War Boy
- Author: Kief Hillsbery
- Language: English
- Genre: Fiction
- Published: 2000, William Morrow & Co
- Media type: Book
- Pages: 335
- ISBN: 9780688171414
- OCLC: 701799267

= War Boy =

2000 novel by Thorn Kief Hillsbery

War Boy is the first novel by Kief Hillsbery, published in 2000 by Rob Weisbach Books, an imprint of William Morrow and Company.

==Plot outline==
Radboy, a fourteen-year-old deaf skateboarder, leaves his abusive home for San Francisco and becomes involved with environmental politics and the underground club scene. Principal characters include Radboy's older friend Jonnyboy, methamphetamine addict boyfriends Finn and Critter, and a Swedish environmentalist, Ula, whose fiancé has died, and who is seeking revenge for her sister's injury from a government-planted car bomb. Together the five plan to bomb the Hobart Building and kidnap Jonnyboy's boyfriend Roarke, in an attempt to save the redwoods. Hillsbery writes with a stream-of-consciousness narration style and frequently uses abbreviation and other teen slang.

==Reception==
War Boy had a mixed reception on publication. Advocate rates it a "tentative thumbs-up", describing it as disjointed and difficult to follow, but with a realism potentially appealing to young gay and lesbian teens.
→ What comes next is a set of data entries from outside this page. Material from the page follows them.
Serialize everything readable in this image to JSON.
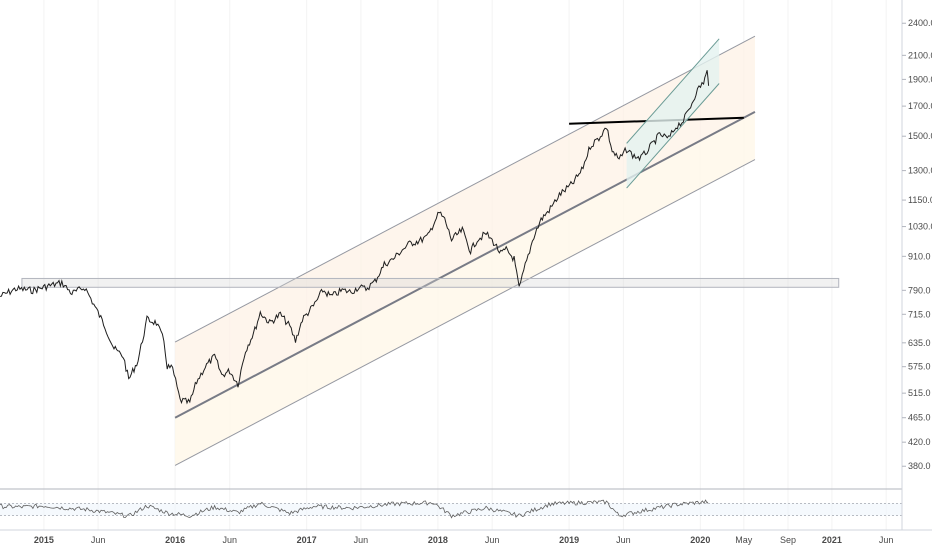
{
  "chart_data": {
    "type": "line",
    "title": "",
    "xlabel": "",
    "ylabel": "",
    "scale": "log",
    "ylim": [
      350,
      2600
    ],
    "xlim": [
      "2014-09-01",
      "2021-07-15"
    ],
    "yticks": [
      "2400.0",
      "2100.0",
      "1900.0",
      "1700.0",
      "1500.0",
      "1300.0",
      "1150.0",
      "1030.0",
      "910.0",
      "790.0",
      "715.0",
      "635.0",
      "575.0",
      "515.0",
      "465.0",
      "420.0",
      "380.0"
    ],
    "xticks": [
      {
        "label": "2015",
        "date": "2015-01-01"
      },
      {
        "label": "Jun",
        "date": "2015-06-01"
      },
      {
        "label": "2016",
        "date": "2016-01-01"
      },
      {
        "label": "Jun",
        "date": "2016-06-01"
      },
      {
        "label": "2017",
        "date": "2017-01-01"
      },
      {
        "label": "Jun",
        "date": "2017-06-01"
      },
      {
        "label": "2018",
        "date": "2018-01-01"
      },
      {
        "label": "Jun",
        "date": "2018-06-01"
      },
      {
        "label": "2019",
        "date": "2019-01-01"
      },
      {
        "label": "Jun",
        "date": "2019-06-01"
      },
      {
        "label": "2020",
        "date": "2020-01-01"
      },
      {
        "label": "May",
        "date": "2020-05-01"
      },
      {
        "label": "Sep",
        "date": "2020-09-01"
      },
      {
        "label": "2021",
        "date": "2021-01-01"
      },
      {
        "label": "Jun",
        "date": "2021-06-01"
      }
    ],
    "series": [
      {
        "points": [
          [
            "2014-09-01",
            770
          ],
          [
            "2014-10-15",
            795
          ],
          [
            "2014-12-01",
            790
          ],
          [
            "2015-01-15",
            805
          ],
          [
            "2015-02-20",
            815
          ],
          [
            "2015-03-20",
            780
          ],
          [
            "2015-04-25",
            800
          ],
          [
            "2015-05-20",
            745
          ],
          [
            "2015-06-20",
            680
          ],
          [
            "2015-07-15",
            620
          ],
          [
            "2015-08-10",
            600
          ],
          [
            "2015-08-25",
            545
          ],
          [
            "2015-09-20",
            590
          ],
          [
            "2015-10-15",
            700
          ],
          [
            "2015-11-10",
            690
          ],
          [
            "2015-12-01",
            640
          ],
          [
            "2015-12-10",
            575
          ],
          [
            "2015-12-25",
            570
          ],
          [
            "2016-01-15",
            500
          ],
          [
            "2016-02-11",
            495
          ],
          [
            "2016-03-01",
            540
          ],
          [
            "2016-03-25",
            575
          ],
          [
            "2016-04-20",
            600
          ],
          [
            "2016-05-10",
            555
          ],
          [
            "2016-06-01",
            565
          ],
          [
            "2016-06-24",
            535
          ],
          [
            "2016-07-15",
            615
          ],
          [
            "2016-08-10",
            670
          ],
          [
            "2016-08-25",
            720
          ],
          [
            "2016-09-20",
            690
          ],
          [
            "2016-10-20",
            715
          ],
          [
            "2016-11-15",
            680
          ],
          [
            "2016-12-01",
            640
          ],
          [
            "2016-12-20",
            700
          ],
          [
            "2017-01-20",
            740
          ],
          [
            "2017-02-15",
            790
          ],
          [
            "2017-03-10",
            770
          ],
          [
            "2017-04-10",
            790
          ],
          [
            "2017-05-05",
            785
          ],
          [
            "2017-05-25",
            800
          ],
          [
            "2017-06-15",
            795
          ],
          [
            "2017-07-10",
            820
          ],
          [
            "2017-08-05",
            880
          ],
          [
            "2017-08-30",
            900
          ],
          [
            "2017-09-20",
            930
          ],
          [
            "2017-10-15",
            960
          ],
          [
            "2017-11-10",
            970
          ],
          [
            "2017-12-05",
            990
          ],
          [
            "2017-12-20",
            1045
          ],
          [
            "2018-01-05",
            1090
          ],
          [
            "2018-01-20",
            1060
          ],
          [
            "2018-02-08",
            975
          ],
          [
            "2018-03-10",
            1015
          ],
          [
            "2018-04-02",
            930
          ],
          [
            "2018-04-20",
            975
          ],
          [
            "2018-05-15",
            1000
          ],
          [
            "2018-06-05",
            965
          ],
          [
            "2018-06-25",
            920
          ],
          [
            "2018-07-10",
            935
          ],
          [
            "2018-08-01",
            900
          ],
          [
            "2018-08-15",
            795
          ],
          [
            "2018-09-01",
            875
          ],
          [
            "2018-09-25",
            990
          ],
          [
            "2018-10-15",
            1060
          ],
          [
            "2018-11-10",
            1110
          ],
          [
            "2018-12-05",
            1175
          ],
          [
            "2019-01-10",
            1230
          ],
          [
            "2019-02-05",
            1300
          ],
          [
            "2019-03-01",
            1440
          ],
          [
            "2019-03-25",
            1490
          ],
          [
            "2019-04-15",
            1560
          ],
          [
            "2019-05-01",
            1410
          ],
          [
            "2019-05-20",
            1360
          ],
          [
            "2019-06-10",
            1420
          ],
          [
            "2019-07-01",
            1380
          ],
          [
            "2019-07-20",
            1370
          ],
          [
            "2019-08-10",
            1420
          ],
          [
            "2019-09-10",
            1510
          ],
          [
            "2019-10-05",
            1485
          ],
          [
            "2019-10-25",
            1560
          ],
          [
            "2019-11-15",
            1600
          ],
          [
            "2019-12-05",
            1700
          ],
          [
            "2019-12-20",
            1800
          ],
          [
            "2020-01-10",
            1880
          ],
          [
            "2020-01-20",
            1960
          ],
          [
            "2020-01-24",
            1850
          ]
        ]
      }
    ],
    "rsi": [
      [
        "2014-09-01",
        60
      ],
      [
        "2014-11-01",
        58
      ],
      [
        "2015-01-01",
        62
      ],
      [
        "2015-03-01",
        55
      ],
      [
        "2015-05-01",
        50
      ],
      [
        "2015-07-01",
        40
      ],
      [
        "2015-08-25",
        28
      ],
      [
        "2015-10-15",
        62
      ],
      [
        "2015-12-15",
        38
      ],
      [
        "2016-02-11",
        30
      ],
      [
        "2016-04-20",
        58
      ],
      [
        "2016-06-24",
        40
      ],
      [
        "2016-08-25",
        70
      ],
      [
        "2016-11-15",
        38
      ],
      [
        "2017-01-20",
        60
      ],
      [
        "2017-05-05",
        55
      ],
      [
        "2017-08-30",
        68
      ],
      [
        "2017-12-20",
        72
      ],
      [
        "2018-02-08",
        30
      ],
      [
        "2018-05-15",
        55
      ],
      [
        "2018-08-15",
        30
      ],
      [
        "2018-11-10",
        68
      ],
      [
        "2019-02-05",
        72
      ],
      [
        "2019-04-15",
        74
      ],
      [
        "2019-05-20",
        30
      ],
      [
        "2019-07-20",
        45
      ],
      [
        "2019-10-25",
        66
      ],
      [
        "2019-12-20",
        72
      ],
      [
        "2020-01-20",
        75
      ],
      [
        "2020-01-24",
        62
      ]
    ],
    "annotations": {
      "channel_lower": [
        [
          "2016-01-01",
          465
        ],
        [
          "2020-05-01",
          1620
        ]
      ],
      "channel_offset_upper": 1.37,
      "channel_offset_lower": 0.82,
      "channel_end": "2020-06-01",
      "resistance": [
        [
          "2019-01-01",
          1580
        ],
        [
          "2020-05-01",
          1620
        ]
      ],
      "support_zone": [
        800,
        830
      ],
      "wedge": [
        [
          "2019-06-10",
          1300
        ],
        [
          "2020-01-20",
          1950
        ]
      ]
    }
  }
}
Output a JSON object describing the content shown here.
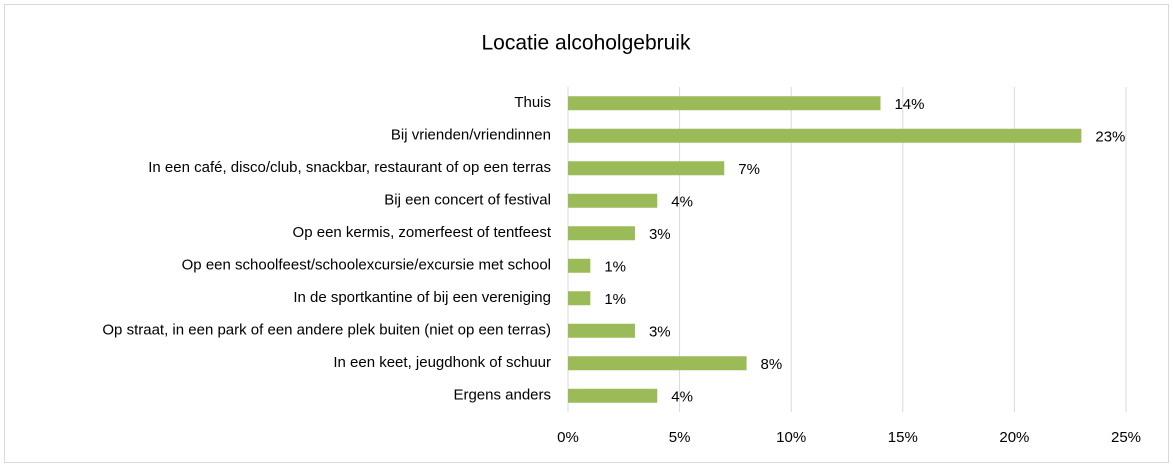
{
  "chart_data": {
    "type": "bar",
    "orientation": "horizontal",
    "title": "Locatie alcoholgebruik",
    "categories": [
      "Thuis",
      "Bij vrienden/vriendinnen",
      "In een café, disco/club, snackbar, restaurant of op een terras",
      "Bij een concert of festival",
      "Op een kermis, zomerfeest of tentfeest",
      "Op een schoolfeest/schoolexcursie/excursie met school",
      "In de sportkantine of bij een vereniging",
      "Op straat, in een park of een andere plek buiten (niet op een terras)",
      "In een keet, jeugdhonk of schuur",
      "Ergens anders"
    ],
    "values": [
      14,
      23,
      7,
      4,
      3,
      1,
      1,
      3,
      8,
      4
    ],
    "value_labels": [
      "14%",
      "23%",
      "7%",
      "4%",
      "3%",
      "1%",
      "1%",
      "3%",
      "8%",
      "4%"
    ],
    "color": "#9bbb59",
    "xlim": [
      0,
      25
    ],
    "xticks": [
      {
        "value": 0,
        "label": "0%"
      },
      {
        "value": 5,
        "label": "5%"
      },
      {
        "value": 10,
        "label": "10%"
      },
      {
        "value": 15,
        "label": "15%"
      },
      {
        "value": 20,
        "label": "20%"
      },
      {
        "value": 25,
        "label": "25%"
      }
    ],
    "grid": true
  }
}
Jonathan Alexander of Lambda Book Report gives a more favorable review: "You don't always believe the characters, but you admire their punk bravado...War Boy is its own declaration of optimistic dissatisfaction, candid critique, and guerilla slapstick." Peter Marcus of Gay & Lesbian Review Worldwide writes, "Sometimes the ride is fun, sometimes not, and all too often the internal monologue detracts from plot. Still, it is when the narrative pace slows down that we see Hillsbery's best writing, which is often beautiful, rich, and tender."